CARMICHAEL: Now, the thing is, you didn't have to be an ex-drug dealer like Scarface to relate to this song. You didn't even have to be from the ghetto like Geto Boys. If you were black, if you felt the pressure of growing up with a target on your back, "Mind Playing Tricks" was like your anxiety anthem. I mean, this was confessional rap. It was like street ministry, and it felt like he was telling us it's OK to acknowledge these emotions that we've been conditioned to hide. His message made it to some pretty unconventional spaces at the time, too.
MAURICE GARLAND: The first time I actually heard the song analyzed and broke down was at church, shawty (ph). Somebody was preaching at church.
CARMICHAEL: OK.
Now, that's Maurice Garland, music journalist and Southern hip-hop historian. He's telling me about the first encounter that he had with the song as a kid back in the '90s.
GARLAND: You know how preachers do their little analogies with they sermons. He was like, and you know, it's like that Geto Boys song when your mind playing tricks on you. He was breaking down, like, the depression, the drugs, the anxiety and everything. He was corralling all this into his sermon. And that was, like, one of the first rap songs that I can remember where topics like that were even touched on, you know what I'm saying?
KING: So it was a very big deal for a gangsta rap song to show this kind of vulnerability - to have the word nervous in it.

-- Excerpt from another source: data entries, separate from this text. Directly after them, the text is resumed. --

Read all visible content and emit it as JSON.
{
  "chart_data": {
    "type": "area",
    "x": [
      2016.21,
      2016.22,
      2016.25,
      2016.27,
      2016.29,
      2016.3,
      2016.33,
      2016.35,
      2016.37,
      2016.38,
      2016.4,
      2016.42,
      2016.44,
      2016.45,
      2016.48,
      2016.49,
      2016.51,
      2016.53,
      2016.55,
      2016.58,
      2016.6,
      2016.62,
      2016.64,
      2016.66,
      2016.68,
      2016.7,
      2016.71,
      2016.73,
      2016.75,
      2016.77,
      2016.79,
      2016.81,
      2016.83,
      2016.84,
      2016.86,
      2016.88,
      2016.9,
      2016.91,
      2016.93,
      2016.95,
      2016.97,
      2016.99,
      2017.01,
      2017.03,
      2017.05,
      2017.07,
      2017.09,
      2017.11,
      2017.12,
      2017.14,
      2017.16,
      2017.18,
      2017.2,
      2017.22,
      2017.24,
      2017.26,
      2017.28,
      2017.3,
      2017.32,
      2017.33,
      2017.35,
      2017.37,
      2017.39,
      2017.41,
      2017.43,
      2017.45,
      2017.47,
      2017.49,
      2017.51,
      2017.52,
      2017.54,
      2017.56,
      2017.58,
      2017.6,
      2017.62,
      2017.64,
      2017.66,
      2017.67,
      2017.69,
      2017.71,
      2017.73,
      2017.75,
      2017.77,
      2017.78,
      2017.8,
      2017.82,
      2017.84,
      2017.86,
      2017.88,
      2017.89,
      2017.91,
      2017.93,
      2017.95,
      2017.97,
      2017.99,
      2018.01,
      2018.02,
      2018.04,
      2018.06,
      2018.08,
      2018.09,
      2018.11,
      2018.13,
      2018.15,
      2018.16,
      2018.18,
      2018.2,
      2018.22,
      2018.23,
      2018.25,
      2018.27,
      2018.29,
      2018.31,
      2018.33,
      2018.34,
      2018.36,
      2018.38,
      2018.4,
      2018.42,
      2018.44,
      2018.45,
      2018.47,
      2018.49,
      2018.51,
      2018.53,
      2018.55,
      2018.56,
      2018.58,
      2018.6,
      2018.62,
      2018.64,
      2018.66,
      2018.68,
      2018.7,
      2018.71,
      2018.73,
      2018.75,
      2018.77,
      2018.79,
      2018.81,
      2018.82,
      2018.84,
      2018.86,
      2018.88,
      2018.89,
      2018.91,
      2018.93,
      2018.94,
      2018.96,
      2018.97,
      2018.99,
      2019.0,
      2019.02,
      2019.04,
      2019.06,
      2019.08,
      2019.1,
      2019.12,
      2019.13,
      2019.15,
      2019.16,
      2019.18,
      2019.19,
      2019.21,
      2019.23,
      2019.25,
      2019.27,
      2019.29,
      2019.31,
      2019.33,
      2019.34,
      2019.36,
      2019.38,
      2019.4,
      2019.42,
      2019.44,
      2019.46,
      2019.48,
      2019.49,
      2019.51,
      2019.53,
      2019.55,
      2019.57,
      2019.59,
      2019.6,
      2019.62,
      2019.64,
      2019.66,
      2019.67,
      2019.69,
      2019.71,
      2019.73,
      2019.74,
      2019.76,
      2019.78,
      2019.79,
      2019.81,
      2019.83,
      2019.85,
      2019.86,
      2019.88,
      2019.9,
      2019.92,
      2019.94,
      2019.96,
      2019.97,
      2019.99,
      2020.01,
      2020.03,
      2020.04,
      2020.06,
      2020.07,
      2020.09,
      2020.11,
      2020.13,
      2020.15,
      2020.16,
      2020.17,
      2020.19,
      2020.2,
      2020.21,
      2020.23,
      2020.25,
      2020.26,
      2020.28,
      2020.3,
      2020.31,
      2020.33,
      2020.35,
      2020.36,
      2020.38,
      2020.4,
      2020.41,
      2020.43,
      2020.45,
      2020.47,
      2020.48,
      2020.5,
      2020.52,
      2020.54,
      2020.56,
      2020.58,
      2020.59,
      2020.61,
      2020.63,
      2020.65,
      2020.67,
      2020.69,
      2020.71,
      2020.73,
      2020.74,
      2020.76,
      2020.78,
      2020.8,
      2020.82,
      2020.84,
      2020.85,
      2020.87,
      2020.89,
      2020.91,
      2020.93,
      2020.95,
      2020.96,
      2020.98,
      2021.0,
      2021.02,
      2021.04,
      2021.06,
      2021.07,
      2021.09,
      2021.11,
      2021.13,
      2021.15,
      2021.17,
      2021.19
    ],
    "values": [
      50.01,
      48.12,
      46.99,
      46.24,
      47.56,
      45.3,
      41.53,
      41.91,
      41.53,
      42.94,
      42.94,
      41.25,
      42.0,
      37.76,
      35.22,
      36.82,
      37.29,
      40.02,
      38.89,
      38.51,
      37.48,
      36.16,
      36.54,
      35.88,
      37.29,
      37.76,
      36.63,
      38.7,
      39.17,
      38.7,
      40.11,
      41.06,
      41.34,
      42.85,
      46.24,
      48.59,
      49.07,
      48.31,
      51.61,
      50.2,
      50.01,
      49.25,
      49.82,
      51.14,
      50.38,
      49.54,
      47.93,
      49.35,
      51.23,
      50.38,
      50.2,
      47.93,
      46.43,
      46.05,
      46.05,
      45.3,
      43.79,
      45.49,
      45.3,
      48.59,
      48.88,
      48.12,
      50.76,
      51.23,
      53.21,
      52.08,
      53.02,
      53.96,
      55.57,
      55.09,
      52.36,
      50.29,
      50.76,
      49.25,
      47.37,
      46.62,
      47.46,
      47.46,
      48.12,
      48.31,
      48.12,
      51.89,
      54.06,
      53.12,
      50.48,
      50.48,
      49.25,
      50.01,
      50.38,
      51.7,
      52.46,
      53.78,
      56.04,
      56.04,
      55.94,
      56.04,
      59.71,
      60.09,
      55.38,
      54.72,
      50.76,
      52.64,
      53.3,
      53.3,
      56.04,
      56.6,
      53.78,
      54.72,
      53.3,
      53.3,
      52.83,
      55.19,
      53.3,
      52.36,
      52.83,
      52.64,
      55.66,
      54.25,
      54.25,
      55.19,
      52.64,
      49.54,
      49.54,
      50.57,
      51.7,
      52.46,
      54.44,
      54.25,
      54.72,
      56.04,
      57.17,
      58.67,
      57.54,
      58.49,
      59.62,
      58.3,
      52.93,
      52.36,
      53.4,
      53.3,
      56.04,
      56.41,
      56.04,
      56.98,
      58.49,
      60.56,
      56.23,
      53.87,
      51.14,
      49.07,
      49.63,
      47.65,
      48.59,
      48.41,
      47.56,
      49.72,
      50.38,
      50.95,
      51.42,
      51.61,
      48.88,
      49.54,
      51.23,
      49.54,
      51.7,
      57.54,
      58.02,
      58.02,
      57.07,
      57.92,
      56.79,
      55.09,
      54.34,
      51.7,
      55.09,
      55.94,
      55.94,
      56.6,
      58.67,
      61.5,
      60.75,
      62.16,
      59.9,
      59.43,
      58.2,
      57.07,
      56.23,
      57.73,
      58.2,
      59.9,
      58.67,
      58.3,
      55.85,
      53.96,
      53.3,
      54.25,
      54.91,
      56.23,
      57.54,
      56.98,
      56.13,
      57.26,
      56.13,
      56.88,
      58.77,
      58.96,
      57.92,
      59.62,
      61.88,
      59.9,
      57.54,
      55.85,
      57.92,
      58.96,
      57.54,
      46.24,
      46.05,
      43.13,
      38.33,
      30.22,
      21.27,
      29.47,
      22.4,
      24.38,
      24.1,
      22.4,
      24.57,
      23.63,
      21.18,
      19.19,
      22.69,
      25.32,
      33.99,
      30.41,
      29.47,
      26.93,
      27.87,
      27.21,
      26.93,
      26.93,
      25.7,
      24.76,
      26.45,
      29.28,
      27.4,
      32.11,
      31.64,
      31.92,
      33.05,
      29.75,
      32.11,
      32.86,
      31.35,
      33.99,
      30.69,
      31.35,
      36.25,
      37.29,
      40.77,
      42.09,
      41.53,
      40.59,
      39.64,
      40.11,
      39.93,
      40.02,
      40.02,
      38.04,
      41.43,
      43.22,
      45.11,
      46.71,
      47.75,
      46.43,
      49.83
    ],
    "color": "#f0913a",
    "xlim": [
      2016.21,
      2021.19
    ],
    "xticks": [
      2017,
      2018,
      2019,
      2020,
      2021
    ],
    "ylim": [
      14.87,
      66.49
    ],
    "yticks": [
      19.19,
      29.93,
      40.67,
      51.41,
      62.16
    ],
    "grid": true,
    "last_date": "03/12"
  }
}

CARMICHAEL: Yeah, and a whole lot of other words. Gangsta rap was basically considered America's nightmare back then, right? But, you know, it was also America's creation, in some ways. The music was rebellious. It was aggressive. It was misogynistic and hypermasculine to a fault. But one thing that it hadn't been much up until that point was vulnerable. And "Mind Playing Tricks" really became that first vulnerable gangsta rap song. Think about it. This is almost a whole decade before Tony Soprano even had a psychiatrist on TV.
KING: Yeah.
CARMICHAEL: So the Geto Boys - they really turned their fear inward with this song. They were hardcore hustlers in the song, but they weren't glorifying the streets. They were traumatized by them. Listen to this verse from Willie D.
(SOUNDBITE OF SONG, "MIND PLAYING TRICKS ON ME")
WILLIE D: (Rapping) I make big money. I drive big cars. Everybody know me. It's like I'm a movie star. But late at night, something ain't right. I feel I'm being tailed by the same sucker's headlights.
KING: So this is 1991. In 2019, what would you say the legacy of this song is today?
CARMICHAEL: Well, you know, this song - it made mental health a topic of conversation way ahead of its time in certain black communities. And it's still resonating. I mean, just last year, popular radio personality Charlamagne tha God - he wrote a whole book about confronting his anxiety and getting help for it. And it was totally inspired by the song.
Now we got artists who regularly process their pain on record. It's a whole subgenre known as emo rap. Artists like Juice WRLD, Lil Uzi Vert, even Post Malone - they're all clearly descendants of the Geto Boys and Scarface, in particular, whether they know it or not. So there's still pain and a whole lot of the wrong coping mechanisms, but at least rappers who represent the streets aren't afraid to use their music as a way to express it anymore.
KING: Rodney Carmichael, thanks so much.
CARMICHAEL: Thank you, Noel.
KING: Rodney Carmichael writes about hip-hop for NPR Music, and we've been talking about "Mind Playing Tricks On Me" by the Geto Boys.